I think a re-working of your objects would really help. The best way forward would be to convert them to PyGame sprites, allowing use of the built-in collision functionality. But in the short-term, just using a PyGame Rect to hold the size and position would help:

box1_image = pygame.transform.smoothscale(pygame.image.load('assets/game/WoodenBox.png').convert_alpha(), (25, 25))
box1_rect = box1_image.get_rect()
box1_rect.center = ( 400, -400 )   # -400 is off-screen??

Obstacles = [[box1_image, box1_rect]]


def CheckCollisions():
    global Obstacles, PlayerX, PlayerY, Character, CharacterSize
    player_rect = pygame.Rect( PlayerX, PlayerY, CharacterSize, CharacterSize )
    PlayerMask = pygame.mask.from_surface(Character)

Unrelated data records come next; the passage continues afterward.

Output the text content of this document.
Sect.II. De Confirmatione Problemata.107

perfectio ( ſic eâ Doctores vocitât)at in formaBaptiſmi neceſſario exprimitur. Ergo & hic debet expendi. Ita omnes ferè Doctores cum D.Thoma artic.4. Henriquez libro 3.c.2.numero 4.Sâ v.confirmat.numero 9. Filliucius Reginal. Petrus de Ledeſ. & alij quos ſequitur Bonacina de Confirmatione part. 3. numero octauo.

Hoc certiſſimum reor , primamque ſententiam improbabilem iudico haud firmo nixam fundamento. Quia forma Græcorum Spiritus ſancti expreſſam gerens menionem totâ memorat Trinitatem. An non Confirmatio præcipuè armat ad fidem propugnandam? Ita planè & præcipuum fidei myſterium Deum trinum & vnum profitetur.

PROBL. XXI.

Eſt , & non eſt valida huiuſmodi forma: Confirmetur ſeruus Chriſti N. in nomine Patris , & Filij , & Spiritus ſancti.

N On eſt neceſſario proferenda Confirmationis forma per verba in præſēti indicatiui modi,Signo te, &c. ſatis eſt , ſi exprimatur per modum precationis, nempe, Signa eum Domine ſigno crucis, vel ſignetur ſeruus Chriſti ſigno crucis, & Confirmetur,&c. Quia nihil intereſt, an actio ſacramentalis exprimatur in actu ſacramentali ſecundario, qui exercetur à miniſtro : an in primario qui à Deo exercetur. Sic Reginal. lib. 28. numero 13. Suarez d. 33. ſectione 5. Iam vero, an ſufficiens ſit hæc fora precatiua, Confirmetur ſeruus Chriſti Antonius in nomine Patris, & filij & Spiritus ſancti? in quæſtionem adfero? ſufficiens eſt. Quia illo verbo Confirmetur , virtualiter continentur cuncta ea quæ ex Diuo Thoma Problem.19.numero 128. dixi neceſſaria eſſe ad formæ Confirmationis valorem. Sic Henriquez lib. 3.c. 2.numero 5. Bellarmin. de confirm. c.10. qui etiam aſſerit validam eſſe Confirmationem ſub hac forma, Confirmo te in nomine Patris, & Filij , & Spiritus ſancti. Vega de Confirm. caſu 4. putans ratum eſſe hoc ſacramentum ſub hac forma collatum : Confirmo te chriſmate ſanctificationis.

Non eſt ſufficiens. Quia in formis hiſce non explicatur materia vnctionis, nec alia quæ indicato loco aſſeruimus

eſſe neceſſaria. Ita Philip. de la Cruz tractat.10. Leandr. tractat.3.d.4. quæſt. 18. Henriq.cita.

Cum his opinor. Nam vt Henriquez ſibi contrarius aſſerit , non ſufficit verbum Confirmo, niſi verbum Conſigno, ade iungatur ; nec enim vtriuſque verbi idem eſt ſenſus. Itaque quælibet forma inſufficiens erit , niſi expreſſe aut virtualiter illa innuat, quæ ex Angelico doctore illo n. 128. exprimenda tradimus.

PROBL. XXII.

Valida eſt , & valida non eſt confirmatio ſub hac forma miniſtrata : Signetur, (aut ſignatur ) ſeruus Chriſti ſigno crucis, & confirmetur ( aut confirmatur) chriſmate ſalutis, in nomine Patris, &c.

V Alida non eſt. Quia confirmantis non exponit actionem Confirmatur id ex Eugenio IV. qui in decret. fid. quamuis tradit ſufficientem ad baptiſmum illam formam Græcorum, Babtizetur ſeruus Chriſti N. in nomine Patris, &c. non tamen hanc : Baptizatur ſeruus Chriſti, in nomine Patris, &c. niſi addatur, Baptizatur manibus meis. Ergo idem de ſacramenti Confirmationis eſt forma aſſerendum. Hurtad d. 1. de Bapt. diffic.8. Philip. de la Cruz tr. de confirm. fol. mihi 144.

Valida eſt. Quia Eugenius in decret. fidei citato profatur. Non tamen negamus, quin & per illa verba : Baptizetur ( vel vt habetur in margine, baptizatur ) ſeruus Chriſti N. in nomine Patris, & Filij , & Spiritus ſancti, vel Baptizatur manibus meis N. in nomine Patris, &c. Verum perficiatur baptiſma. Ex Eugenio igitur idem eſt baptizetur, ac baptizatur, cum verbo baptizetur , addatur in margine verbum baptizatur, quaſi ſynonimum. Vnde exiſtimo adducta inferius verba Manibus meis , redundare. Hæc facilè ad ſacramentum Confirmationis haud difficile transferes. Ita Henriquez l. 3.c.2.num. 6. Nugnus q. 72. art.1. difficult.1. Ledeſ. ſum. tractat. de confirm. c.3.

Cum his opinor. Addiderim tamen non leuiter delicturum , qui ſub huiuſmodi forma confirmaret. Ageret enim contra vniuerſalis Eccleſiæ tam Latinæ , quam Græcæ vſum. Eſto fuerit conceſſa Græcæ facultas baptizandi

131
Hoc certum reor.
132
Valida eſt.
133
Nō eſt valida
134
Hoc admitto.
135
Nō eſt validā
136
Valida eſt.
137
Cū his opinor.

    for Obstacle in Obstacles:
        obs_image, obs_rect = Obstacle
        if ( player_rect.colliderect( obs_rect ) ):
            print( "Rect-Rect Collide" )
            ObstacleMask = pygame.mask.from_surface( obs_image )
            Offset = ( player_rect.x - obs_rect.x, player_rect.y - obs_rect.y )
            if ObstacleMask.overlap(PlayerMask, Offset):
                print( "Mask-Mask Collide" )
                return True
    return False

Keeping the size+position in a Rect allows the code to use a quick collision-check via colliderect( some_other_rect ). It's worth spending the time to understand the Rect class, it's very very useful.